だが、ふと、ガラス張りの自動ドアの向こう側に、雨に追い立てられるように無数の人影が見えた。
「なんだ?」
亡者だった。大量の雨に濡れながら、水死体のように服をボロボロにしたバケモノが多数迫って来ていた。
それを見て、俺はおっさんを見捨てるように、店の奥の控室のロッカーにひとり逃げ込んだ。ホラー映画が好きで、たくさん見ていたから咄嗟にそんな行動ができたと思う。
雨音に混じっておっさんたちの悲鳴を聞いたような気がしたが、雨音が収まりロッカーを出ると、そのコンビニで生き残ったのは俺だけだった。

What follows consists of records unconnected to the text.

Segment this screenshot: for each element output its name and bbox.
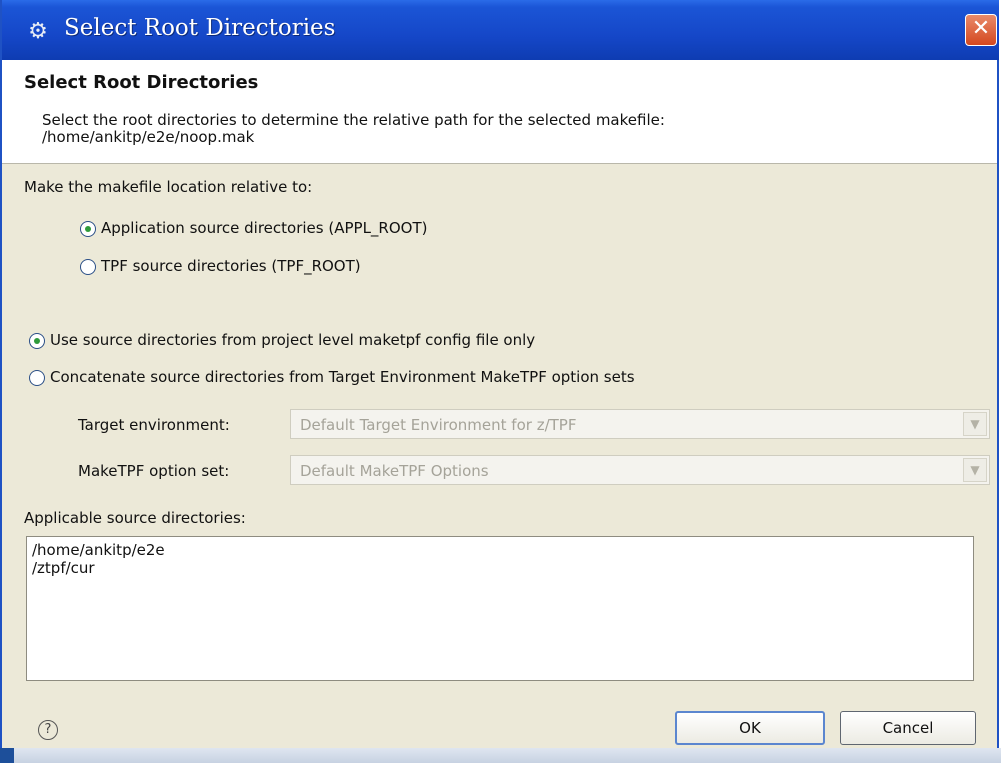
appl-root-label[interactable]: Application source directories (APPL_ROO… bbox=[101, 219, 427, 237]
select-root-directories-dialog: ⚙ Select Root Directories ✕ Select Root … bbox=[0, 0, 999, 748]
cancel-button[interactable]: Cancel bbox=[840, 711, 976, 745]
option-set-label: MakeTPF option set: bbox=[78, 462, 230, 480]
target-environment-value: Default Target Environment for z/TPF bbox=[300, 416, 577, 434]
header-title: Select Root Directories bbox=[24, 72, 259, 93]
option-set-select[interactable]: Default MakeTPF Options ▼ bbox=[290, 455, 990, 485]
chevron-down-icon[interactable]: ▼ bbox=[963, 412, 987, 436]
option-set-value: Default MakeTPF Options bbox=[300, 462, 489, 480]
use-project-config-label[interactable]: Use source directories from project leve… bbox=[50, 331, 535, 349]
help-icon[interactable]: ? bbox=[38, 720, 58, 740]
list-item[interactable]: /home/ankitp/e2e bbox=[32, 541, 165, 559]
applicable-directories-label: Applicable source directories: bbox=[24, 509, 246, 527]
title-bar[interactable]: ⚙ Select Root Directories ✕ bbox=[2, 0, 999, 60]
tpf-root-radio[interactable] bbox=[80, 259, 96, 275]
target-environment-label: Target environment: bbox=[78, 416, 230, 434]
header-description-text: Select the root directories to determine… bbox=[42, 111, 665, 129]
list-item[interactable]: /ztpf/cur bbox=[32, 559, 95, 577]
ok-button[interactable]: OK bbox=[675, 711, 825, 745]
applicable-directories-list[interactable]: /home/ankitp/e2e /ztpf/cur bbox=[26, 536, 974, 681]
dialog-header: Select Root Directories Select the root … bbox=[2, 60, 997, 164]
window-title: Select Root Directories bbox=[64, 15, 336, 41]
concatenate-option-sets-label[interactable]: Concatenate source directories from Targ… bbox=[50, 368, 635, 386]
taskbar-strip bbox=[0, 748, 1001, 763]
gear-icon: ⚙ bbox=[28, 19, 48, 44]
taskbar-edge bbox=[0, 748, 14, 763]
close-button[interactable]: ✕ bbox=[965, 14, 997, 46]
header-description: Select the root directories to determine… bbox=[42, 112, 942, 146]
location-label: Make the makefile location relative to: bbox=[24, 178, 313, 196]
concatenate-option-sets-radio[interactable] bbox=[29, 370, 45, 386]
tpf-root-label[interactable]: TPF source directories (TPF_ROOT) bbox=[101, 257, 361, 275]
appl-root-radio[interactable] bbox=[80, 221, 96, 237]
close-icon: ✕ bbox=[971, 16, 991, 41]
makefile-path: /home/ankitp/e2e/noop.mak bbox=[42, 128, 255, 146]
dialog-body: Make the makefile location relative to: … bbox=[2, 164, 997, 748]
chevron-down-icon[interactable]: ▼ bbox=[963, 458, 987, 482]
target-environment-select[interactable]: Default Target Environment for z/TPF ▼ bbox=[290, 409, 990, 439]
use-project-config-radio[interactable] bbox=[29, 333, 45, 349]
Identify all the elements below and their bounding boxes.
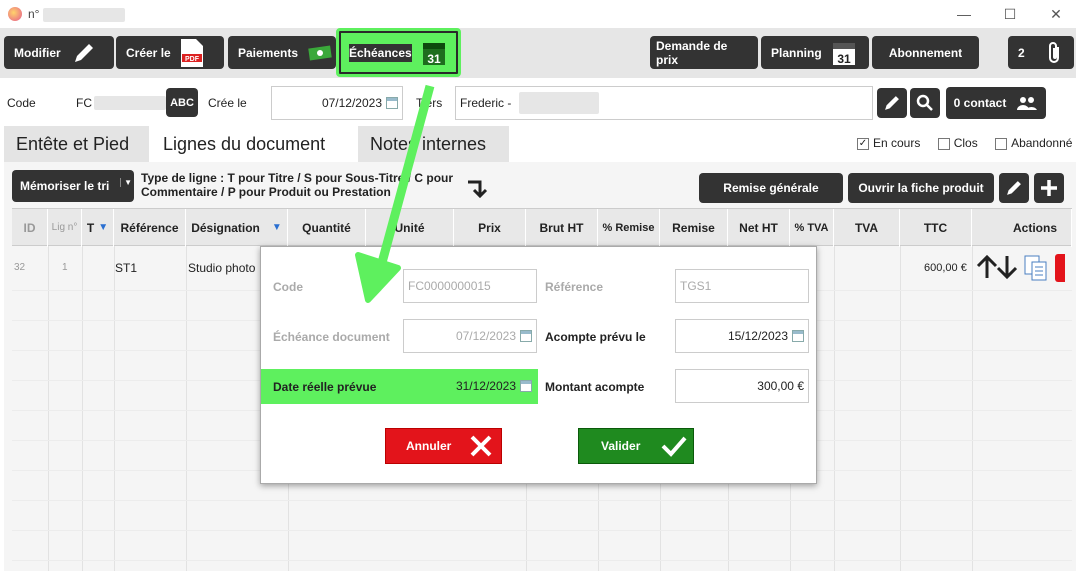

津波、船の事故、溺れて死ぬなど、水に関わって死ぬ人は多い。それらが集まって豪雨に紛れて、生きている人間を妬みで襲うという怪奇現象が近年観測されていたが、怨霊だとか祟りとか科学的に認めるわけにはいかず、とりあえず、そういう怪しい豪雨が起きそうなとき、はっきり怨霊注意とはせず「雨音注意報」として、政府が人々に注意を促すようにしていると、ネットの妖しい掲示板の書き込みで後から詳細を知った。
コンビニの店内の床はベタベタになっていたが、あの騒いでいたおっさんなど、雨から逃れるように店に飛び込んできた人の姿は、雨音が消えると同時にいなくなっていた。店長やオーナーに伝えても信じてもらえないだろうと思い、俺はひとりモップで床の汚れを拭いて、次のシフトの子と黙って交代して家に帰った。
帰り際に、一応、「雨音注意報には気をつけろよ」と忠告しておいた。